All three of our specimens take first place in earnings percentages over current stock price in at least one time period, with DuPont ranking first in two. Monsanto, however, ranks last in three of the four periods.
Earnings Growth: For long-term investors this metric is one of the most important to consider, as it denotes the percentage by which earnings are expected to grow or shrink as compared to earnings from corresponding periods a year prior.
For earnings growth, all three of our farmers are expected to grow a good earnings crop at various times: DuPont in Q3, Potash in Q4 and 2015, Monsanto over the next five years. Yet Monsanto is expected to shrink in Q3, while DuPont and Potash are expected to lag behind Monsanto over the next five years.

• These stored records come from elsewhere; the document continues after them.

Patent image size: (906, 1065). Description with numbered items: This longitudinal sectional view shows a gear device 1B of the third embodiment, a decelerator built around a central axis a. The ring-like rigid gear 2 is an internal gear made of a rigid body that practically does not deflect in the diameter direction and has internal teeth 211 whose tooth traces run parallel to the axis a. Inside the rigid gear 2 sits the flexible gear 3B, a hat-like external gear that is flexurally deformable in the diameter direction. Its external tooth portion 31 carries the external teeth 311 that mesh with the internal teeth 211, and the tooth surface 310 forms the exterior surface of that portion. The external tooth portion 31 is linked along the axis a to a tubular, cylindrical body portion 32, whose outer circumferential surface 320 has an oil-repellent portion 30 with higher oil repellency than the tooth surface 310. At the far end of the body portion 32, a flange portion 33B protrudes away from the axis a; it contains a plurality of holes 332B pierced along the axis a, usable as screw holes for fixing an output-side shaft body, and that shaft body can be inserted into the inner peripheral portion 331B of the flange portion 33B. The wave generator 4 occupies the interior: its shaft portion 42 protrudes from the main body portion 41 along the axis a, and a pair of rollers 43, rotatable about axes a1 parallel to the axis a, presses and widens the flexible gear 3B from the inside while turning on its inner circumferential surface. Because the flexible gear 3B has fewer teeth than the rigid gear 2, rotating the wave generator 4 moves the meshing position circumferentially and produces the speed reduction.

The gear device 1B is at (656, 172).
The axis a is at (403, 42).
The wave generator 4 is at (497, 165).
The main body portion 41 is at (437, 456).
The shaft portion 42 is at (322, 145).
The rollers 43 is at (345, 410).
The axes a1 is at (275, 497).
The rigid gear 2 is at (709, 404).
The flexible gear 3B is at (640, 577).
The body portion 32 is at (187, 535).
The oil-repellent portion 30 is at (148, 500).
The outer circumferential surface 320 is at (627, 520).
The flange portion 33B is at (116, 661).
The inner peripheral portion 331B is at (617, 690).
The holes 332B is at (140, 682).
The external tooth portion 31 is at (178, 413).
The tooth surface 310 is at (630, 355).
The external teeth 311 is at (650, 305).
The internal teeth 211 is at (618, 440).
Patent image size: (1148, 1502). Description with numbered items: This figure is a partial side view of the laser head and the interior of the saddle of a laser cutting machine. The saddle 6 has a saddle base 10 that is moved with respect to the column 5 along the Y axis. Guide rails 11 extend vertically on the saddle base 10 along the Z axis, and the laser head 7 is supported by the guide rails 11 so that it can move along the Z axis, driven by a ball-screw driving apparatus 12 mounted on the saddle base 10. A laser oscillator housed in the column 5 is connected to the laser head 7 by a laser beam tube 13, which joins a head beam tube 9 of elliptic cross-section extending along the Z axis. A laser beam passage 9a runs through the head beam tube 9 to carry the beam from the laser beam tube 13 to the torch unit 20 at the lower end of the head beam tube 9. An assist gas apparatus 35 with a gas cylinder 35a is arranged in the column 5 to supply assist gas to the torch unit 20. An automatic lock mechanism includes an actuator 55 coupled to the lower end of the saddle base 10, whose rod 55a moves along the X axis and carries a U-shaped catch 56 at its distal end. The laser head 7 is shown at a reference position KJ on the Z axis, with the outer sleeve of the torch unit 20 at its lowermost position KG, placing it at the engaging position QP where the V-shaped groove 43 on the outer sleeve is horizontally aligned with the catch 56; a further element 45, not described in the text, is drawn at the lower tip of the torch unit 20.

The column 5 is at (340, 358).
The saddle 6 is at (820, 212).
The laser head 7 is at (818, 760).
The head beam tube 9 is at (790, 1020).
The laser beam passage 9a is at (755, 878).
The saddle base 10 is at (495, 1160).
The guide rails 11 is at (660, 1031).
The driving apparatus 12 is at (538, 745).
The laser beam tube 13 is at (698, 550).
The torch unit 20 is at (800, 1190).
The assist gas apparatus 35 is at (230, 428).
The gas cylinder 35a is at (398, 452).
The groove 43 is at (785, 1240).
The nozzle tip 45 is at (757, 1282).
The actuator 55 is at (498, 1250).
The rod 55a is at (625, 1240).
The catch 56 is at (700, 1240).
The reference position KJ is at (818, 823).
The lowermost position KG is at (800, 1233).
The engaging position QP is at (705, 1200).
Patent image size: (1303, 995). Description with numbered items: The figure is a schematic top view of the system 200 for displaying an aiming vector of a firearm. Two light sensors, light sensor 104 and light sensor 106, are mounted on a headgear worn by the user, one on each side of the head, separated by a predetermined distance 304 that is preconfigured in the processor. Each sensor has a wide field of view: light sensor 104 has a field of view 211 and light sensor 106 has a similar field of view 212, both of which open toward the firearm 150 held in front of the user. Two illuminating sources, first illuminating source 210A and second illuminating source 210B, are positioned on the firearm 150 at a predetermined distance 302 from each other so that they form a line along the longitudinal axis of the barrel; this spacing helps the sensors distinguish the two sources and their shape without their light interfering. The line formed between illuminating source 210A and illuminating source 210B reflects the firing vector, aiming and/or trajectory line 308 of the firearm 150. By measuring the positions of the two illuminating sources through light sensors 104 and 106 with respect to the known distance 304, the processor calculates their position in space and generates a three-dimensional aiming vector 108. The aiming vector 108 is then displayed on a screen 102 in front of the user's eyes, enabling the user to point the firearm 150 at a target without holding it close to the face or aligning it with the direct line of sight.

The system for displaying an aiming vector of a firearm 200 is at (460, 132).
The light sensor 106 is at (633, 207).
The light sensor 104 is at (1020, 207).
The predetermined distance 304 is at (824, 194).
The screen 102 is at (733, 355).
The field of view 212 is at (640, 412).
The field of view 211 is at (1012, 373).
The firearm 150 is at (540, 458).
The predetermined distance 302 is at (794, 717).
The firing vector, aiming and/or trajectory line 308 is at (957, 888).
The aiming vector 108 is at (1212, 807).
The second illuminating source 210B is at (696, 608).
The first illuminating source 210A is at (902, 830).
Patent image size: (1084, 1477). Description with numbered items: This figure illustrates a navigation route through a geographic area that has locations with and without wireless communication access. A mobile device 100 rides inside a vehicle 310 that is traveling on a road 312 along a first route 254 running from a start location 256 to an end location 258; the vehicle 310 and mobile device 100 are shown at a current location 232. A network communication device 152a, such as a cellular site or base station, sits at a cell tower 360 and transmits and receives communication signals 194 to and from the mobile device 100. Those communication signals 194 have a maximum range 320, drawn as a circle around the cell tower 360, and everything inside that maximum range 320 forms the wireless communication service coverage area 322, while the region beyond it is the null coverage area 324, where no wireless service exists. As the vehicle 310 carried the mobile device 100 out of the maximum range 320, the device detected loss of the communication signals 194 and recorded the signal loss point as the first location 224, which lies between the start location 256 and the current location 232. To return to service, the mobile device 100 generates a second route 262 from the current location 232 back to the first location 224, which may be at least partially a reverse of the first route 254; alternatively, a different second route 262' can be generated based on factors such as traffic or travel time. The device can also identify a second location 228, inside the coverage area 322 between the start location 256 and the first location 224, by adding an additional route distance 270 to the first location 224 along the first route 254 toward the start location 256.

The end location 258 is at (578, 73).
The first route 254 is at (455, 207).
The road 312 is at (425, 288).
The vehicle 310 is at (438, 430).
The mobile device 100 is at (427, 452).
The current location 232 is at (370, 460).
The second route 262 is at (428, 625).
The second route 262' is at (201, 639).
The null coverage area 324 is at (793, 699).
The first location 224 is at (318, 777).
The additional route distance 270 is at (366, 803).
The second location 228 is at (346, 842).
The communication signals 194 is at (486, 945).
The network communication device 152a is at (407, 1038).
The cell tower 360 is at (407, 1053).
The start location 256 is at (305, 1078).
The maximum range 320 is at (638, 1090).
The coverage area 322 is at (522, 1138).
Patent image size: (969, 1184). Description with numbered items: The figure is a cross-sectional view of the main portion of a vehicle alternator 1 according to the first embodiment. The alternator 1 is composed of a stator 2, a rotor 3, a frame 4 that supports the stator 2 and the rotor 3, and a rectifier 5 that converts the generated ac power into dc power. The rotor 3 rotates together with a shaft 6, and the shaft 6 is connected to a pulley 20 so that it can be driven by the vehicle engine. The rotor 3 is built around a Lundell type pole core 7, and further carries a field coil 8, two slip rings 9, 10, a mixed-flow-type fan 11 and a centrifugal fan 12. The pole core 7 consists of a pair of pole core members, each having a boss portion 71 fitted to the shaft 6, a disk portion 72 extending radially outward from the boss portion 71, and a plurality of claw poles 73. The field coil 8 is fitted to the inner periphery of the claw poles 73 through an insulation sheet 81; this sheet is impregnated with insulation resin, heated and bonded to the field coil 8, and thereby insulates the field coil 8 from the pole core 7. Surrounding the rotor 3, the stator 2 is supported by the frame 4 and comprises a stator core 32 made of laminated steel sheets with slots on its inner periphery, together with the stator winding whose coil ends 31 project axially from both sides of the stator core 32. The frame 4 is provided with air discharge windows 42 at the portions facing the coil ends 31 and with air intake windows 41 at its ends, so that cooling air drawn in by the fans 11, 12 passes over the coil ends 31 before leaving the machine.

Price Targets: Like earnings estimates above, a company's stock price targets must also be converted into a percentage of its current price to properly compare multiple companies.
For their stocks' price targets over the coming 12 months, each company scores a different best: Potash scoring best high target as a percentage of its current price, Monsanto scoring best mean target, DuPont scoring best low target or least downside risk. DuPont is expected to have the least upside potential, while Monsanto is believed to possess the greatest downside risk, with Potash not far away.
Buy/Sell Recommendations: After all is said and done, perhaps the one gauge that sums it all up are analyst recommendations. These have been converted into the percentage of analysts recommending each level. However, I factor only the strong buy and buy recommendations into the ranking. Hold, underperform and sell recommendations are not ranked since they are determined after determining the winners of the strong buy and buy categories, and would only be negating those winners of their duly earned titles.
Of our three contenders, Monsanto is best recommended overall with 8 strong buy, 12 buy and 4 hold recommendations representing 32%, 48% and 16% of its analysts. DuPont is next best recommended with 3 strong buys, 4 buys, and 12 holds, while Potash comes least recommended with 4 strong buy, 1 buy, and 24 hold ratings.
Having crunched all the numbers and compared all the projections, the time has come to tally up the wins and losses and rank our three competitors against one another.
In the table below you will find all of the data considered above plus a few others not reviewed. Here is where using a company's market cap as a denominator comes into play, as much of the data in the table has been converted into a percentage of market cap for a fair comparison.
The first and last placed companies are shaded. We then add together each company's finishes to determine its overall ranking, with first place finishes counting as merits while last place finishes count as demerits.
And the winner is… too close to call for practical purposes, as all scored very close to one another. Technically, though, the win goes to Monsanto, outperforming in 11 metrics while underperforming in 10 for a net score of +1. Potash places second, outperforming in 10 metrics and underperforming in 10 for a net score of 0. Crossing the finish line last though still very close behind is DuPont, outperforming in 9 metrics and underperforming in 11 for a net score of -2.
While the Agricultural Chemicals industry is expected to outperform the S&P broader market overwhelmingly this Q3 and Q4, and substantially in 2015 and beyond, the three largest North American companies in the space seem poised to lag behind their industry peers - modestly in 2015, but meaningfully over the next five years.
Yet compared to the broader market S&P, Monsanto is seen outperforming the other two as well as the broader market, contributing to its win in today's competition.